Kadar fece un "oh" dispiaiuto, mentre Malik assunse un aria veramente
ferita.
"Quanto mi manchi, fratello mio..." Malik non faceva altro che
ripeterlo.
"Anche tu mi manchi Malik. Ma sono qui per un altro motivo, Fratello, e
voglio che tu mi ascolta attentamente." Disse in tono serio.
"Tutto quello che vuoi Kadar, tutto quello che vuoi..."
Sapeva che Malik avrebbe risposto a quel modo, così il
ragazzo dagli occhi azzurri si fece più coraggio.
"Fratello, non è il caso di smetterla?" Domandò
quindi l'A-Sayf più piccolo.
"Smettere di fare cosa?" Disse Malik, tra i singhiozzi. Strinse forte
la mano di quel giovane strappato alla vita e che misteriosamente era
dinnanzi a lui.
"Smettere di punire Altair."
"Cosa dici fratello? E' stata la tua rovina! A costo di non avere un
posto tra i prescelti del buon Dio, io non potrò
mai perdonarlo!" Sbottò Malik. Piegò la testa,
singhiozzando.
"Kadar... Lo odio... E odio me stesso. Sono diventato inutile alla
confraternita. L'unica cosa che posso fare ora è guidare e
vedere altri giovani novizi che rischiano di non tornare mai
più... Ti prego Kadar... Torna a casa... Ritorniamo a quei
giorni di calma e pace."
"Fratello mio, un giorno potremo. Ma non è adesso il tempo.
Per te questo momento sarà un cammino costellato di insidie.
E non puoi attraversarlo da solo. Vedrai che Fratello Altair
avrà la soluzione. E saprà essere il tuo braccio
destro." Disse il giovane. I suoi occhi brillavano di speranza serafina.
Malik si godette quello spettacolo. Sapeva che quella era veramente
l'ultima volta che li poteva osservare.
"Fratello mio..." Invocò ancora Malik. La presa sul fratello
più piccolo si faceva più debole. L'evanescente
figura così com'era apparsa, stava scomparendo dalla mente
dell'uomo.
Così si risvegliò.
Era sera. Il vento gelido come la Morte sfiorò il viso del
moro, portando via con sè anche quello strano sogno.

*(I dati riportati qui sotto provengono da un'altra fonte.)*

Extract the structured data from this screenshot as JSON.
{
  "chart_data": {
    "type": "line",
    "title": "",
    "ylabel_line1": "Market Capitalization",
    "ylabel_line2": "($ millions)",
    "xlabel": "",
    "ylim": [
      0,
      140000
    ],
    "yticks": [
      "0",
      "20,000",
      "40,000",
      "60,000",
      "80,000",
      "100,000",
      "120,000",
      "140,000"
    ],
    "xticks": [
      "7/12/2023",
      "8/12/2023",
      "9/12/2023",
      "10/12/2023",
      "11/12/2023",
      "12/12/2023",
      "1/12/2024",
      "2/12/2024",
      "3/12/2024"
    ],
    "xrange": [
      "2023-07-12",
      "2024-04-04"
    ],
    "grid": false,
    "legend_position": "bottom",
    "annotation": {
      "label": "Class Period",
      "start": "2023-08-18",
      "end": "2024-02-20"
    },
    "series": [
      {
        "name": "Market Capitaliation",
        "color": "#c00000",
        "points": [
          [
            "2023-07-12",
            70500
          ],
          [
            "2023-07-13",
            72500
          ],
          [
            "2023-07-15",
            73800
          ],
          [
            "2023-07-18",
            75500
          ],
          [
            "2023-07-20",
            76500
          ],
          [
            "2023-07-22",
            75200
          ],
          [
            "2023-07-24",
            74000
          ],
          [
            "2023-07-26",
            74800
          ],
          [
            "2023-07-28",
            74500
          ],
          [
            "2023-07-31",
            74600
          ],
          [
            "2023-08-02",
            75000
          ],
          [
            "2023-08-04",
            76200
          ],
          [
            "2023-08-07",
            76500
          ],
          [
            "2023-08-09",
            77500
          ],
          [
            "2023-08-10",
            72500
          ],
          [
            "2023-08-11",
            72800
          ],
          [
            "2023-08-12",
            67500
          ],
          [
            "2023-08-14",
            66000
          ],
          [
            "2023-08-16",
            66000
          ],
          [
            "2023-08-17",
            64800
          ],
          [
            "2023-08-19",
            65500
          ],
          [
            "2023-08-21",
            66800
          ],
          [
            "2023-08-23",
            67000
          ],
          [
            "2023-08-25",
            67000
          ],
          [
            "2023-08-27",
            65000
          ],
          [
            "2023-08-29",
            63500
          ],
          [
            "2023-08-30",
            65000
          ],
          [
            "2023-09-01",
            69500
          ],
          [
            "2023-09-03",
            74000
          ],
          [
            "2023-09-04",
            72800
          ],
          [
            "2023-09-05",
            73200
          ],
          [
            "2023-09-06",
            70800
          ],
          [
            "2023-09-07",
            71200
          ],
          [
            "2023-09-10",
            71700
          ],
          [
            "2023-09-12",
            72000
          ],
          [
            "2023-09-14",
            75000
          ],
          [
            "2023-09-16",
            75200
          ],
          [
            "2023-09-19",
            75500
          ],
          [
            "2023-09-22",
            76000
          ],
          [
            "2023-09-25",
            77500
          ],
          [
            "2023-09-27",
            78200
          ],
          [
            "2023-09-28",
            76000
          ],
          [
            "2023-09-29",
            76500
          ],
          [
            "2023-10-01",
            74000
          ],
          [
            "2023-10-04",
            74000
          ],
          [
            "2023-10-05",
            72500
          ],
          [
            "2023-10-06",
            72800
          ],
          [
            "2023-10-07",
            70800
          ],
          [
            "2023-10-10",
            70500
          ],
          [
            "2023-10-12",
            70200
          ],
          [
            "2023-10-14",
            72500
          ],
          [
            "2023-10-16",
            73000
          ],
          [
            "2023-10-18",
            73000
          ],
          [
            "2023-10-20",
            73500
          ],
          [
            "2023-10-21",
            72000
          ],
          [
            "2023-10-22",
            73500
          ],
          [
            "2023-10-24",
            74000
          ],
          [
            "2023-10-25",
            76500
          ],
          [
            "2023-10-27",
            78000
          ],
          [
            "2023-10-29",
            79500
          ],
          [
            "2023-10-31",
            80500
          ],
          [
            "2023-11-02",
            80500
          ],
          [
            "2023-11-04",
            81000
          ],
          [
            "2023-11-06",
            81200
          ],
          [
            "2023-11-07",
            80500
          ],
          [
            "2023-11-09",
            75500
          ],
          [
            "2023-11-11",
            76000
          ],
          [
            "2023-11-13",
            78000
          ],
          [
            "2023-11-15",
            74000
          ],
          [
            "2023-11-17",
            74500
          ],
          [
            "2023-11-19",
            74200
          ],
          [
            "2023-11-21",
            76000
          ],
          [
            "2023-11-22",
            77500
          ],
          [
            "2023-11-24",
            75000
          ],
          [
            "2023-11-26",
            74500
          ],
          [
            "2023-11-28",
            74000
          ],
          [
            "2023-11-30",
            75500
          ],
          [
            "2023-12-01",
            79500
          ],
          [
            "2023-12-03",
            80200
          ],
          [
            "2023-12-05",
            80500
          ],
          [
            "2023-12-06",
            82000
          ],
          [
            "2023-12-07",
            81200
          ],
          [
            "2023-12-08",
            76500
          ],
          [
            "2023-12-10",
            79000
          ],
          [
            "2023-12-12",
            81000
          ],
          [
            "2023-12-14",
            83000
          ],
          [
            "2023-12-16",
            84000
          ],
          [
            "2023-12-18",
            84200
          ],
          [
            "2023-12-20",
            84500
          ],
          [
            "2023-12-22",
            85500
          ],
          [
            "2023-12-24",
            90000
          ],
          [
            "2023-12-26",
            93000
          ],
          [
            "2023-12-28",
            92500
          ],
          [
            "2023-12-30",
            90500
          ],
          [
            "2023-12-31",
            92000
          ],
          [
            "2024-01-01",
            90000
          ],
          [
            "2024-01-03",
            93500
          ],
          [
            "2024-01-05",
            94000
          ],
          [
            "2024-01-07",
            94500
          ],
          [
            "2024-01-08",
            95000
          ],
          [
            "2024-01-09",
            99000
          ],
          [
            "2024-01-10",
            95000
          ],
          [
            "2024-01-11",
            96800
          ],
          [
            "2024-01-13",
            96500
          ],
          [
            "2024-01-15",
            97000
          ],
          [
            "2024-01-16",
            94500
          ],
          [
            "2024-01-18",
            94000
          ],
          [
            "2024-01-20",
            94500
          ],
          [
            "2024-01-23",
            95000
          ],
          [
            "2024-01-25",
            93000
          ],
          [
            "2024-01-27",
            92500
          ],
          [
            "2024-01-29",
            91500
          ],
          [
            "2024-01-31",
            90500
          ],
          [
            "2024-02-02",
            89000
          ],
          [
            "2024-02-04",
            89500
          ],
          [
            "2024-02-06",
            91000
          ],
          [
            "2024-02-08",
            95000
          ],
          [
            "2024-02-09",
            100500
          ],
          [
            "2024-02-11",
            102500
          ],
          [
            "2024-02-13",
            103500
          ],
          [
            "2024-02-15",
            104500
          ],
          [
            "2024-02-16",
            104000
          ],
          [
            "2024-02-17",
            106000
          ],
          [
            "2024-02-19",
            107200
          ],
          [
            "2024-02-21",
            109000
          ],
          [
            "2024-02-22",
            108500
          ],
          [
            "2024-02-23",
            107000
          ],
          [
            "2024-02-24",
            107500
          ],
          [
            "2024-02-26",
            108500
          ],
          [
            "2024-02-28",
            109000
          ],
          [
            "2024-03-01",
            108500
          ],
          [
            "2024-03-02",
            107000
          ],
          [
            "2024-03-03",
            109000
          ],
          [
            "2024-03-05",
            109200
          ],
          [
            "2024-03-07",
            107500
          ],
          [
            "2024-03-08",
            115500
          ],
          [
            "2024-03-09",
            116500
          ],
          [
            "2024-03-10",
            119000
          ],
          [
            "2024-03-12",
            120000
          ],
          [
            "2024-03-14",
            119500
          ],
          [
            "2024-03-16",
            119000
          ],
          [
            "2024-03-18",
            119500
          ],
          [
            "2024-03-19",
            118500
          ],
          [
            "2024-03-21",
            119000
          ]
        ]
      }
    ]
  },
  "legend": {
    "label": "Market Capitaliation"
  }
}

Ripensò alle parole di Kadar. Erano veritiere? Quanto Altair
avrebbe aiutato l'A-Sayf nel suo cammino per raggiungere un futuro
migliore? Scuotendo la testa e riprendendosi da uno strano
intorpidimento che gli coinvolgeva il corpo, si alzò in
piedi.
Raggiunse il banco, non realizzando però che,
stiracchiandosi, come aveva fatto prima, gli aveva provocato un dolore
là dove mancava il braccio. Portò l'unica mano a
quello che rimaneva del suo arto, stringendo più forte che
poteva. Il caldo lo avvolse, mirò alla testa in men che non
si dica. Stava per svenire. O morire, il dolore era così
potente da fargli pensare che nulla l'avrebbe trattenuto nel non farlo.
Prima di cadere di peso sul pavimento, qualcuno prontamente lo
afferrò. Delle braccia forti lo tenevano sospeso a mezz'aria
e una voce (che aveva qualcosa di familiare) lo esortava a non
arrendersi.
Ma poco dopo, non sentì più nulla. Solo il buio.